The sum insured is your insurable gross profit multiplied by the indemnity period. If your insurable gross profit is £180,000 a year and you choose a 24-month indemnity period, the sum insured is £180,000 × 2 = £360,000. Choosing an indemnity period longer than 12 months is why the figure can exceed one year of profit.
What counts as gross profit for business interruption insurance?
Insurance gross profit is not the same as accounting gross profit. It is your turnover minus your uninsured working expenses – the variable costs that stop when trading stops, such as stock purchases, carriage, packaging and bad debts. Wages and fixed overheads are usually left in because they carry on during a shutdown.
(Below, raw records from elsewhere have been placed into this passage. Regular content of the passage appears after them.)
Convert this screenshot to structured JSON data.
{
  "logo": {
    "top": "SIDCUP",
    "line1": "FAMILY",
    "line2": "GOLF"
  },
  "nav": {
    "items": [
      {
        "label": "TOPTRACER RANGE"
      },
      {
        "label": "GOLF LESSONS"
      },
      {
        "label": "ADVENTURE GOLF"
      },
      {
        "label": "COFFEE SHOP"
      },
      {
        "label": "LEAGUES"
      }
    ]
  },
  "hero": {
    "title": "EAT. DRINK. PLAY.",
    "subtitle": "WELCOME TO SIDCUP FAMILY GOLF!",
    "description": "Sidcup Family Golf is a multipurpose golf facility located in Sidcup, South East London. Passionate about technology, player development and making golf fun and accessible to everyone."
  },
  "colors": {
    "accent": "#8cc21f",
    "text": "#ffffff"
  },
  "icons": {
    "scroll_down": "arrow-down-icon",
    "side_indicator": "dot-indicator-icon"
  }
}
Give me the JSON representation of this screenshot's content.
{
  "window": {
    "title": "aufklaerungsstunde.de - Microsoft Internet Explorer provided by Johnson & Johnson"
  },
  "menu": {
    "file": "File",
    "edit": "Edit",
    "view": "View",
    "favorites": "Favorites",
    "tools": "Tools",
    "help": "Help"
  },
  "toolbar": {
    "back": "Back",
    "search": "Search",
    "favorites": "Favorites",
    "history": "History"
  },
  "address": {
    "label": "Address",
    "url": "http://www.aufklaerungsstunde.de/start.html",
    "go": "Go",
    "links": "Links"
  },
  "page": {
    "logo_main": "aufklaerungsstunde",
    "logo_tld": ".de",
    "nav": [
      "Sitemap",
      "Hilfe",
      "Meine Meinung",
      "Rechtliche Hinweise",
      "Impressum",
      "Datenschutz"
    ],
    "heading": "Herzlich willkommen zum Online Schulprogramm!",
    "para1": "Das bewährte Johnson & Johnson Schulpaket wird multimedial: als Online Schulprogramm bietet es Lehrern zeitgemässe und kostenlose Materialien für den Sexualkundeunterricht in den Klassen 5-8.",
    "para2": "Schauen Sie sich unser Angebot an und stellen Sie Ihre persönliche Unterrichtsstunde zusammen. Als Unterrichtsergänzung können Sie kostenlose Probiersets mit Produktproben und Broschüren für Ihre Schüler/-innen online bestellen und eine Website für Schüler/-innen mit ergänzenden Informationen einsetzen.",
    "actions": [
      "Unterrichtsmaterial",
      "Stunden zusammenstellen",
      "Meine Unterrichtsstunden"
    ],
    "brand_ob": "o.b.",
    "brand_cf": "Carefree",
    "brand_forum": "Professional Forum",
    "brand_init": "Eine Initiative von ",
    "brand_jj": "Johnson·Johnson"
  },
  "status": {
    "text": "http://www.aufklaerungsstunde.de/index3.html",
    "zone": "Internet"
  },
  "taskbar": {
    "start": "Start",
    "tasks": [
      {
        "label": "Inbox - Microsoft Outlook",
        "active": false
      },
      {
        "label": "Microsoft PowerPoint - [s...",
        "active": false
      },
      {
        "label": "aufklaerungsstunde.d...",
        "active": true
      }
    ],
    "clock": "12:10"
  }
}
What indemnity period should I choose?
The indemnity period is how long the policy pays out while you recover. A 12-month period is the minimum, but most brokers recommend 18, 24 or 36 months because rebuilding premises, replacing equipment and winning back lost customers usually takes far longer than a year.
What is the average clause and under-insurance?
Business interruption policies contain an average (under-insurance) clause. If your declared sum insured is lower than your actual gross profit at the time of a claim, the insurer reduces the payout by the same proportion. Insuring 80% of the true figure can mean only 80% of your loss is paid.
Does business interruption insurance cover staff wages?
Yes, in most policies wages and salaries are included within the gross profit definition, so they are covered while you keep staff on during a shutdown. Some businesses insure payroll separately on a dual-basis; check your policy wording so wages are not accidentally excluded.
Does business interruption insurance cover pandemics?
Most standard policies now exclude losses from notifiable diseases and pandemics after the COVID-19 test cases. Cover is usually triggered by physical damage such as fire, flood or a burst pipe. Always read the exclusions and, if you need disease or denial-of-access cover, ask your broker for an extension.
Source: gross profit and indemnity-period conventions follow standard UK business interruption (declaration-linked) policy wording; see the Association of British Insurers (ABI) – Business Interruption Insurance guidance. The average (under-insurance) clause is a standard feature of UK commercial policies.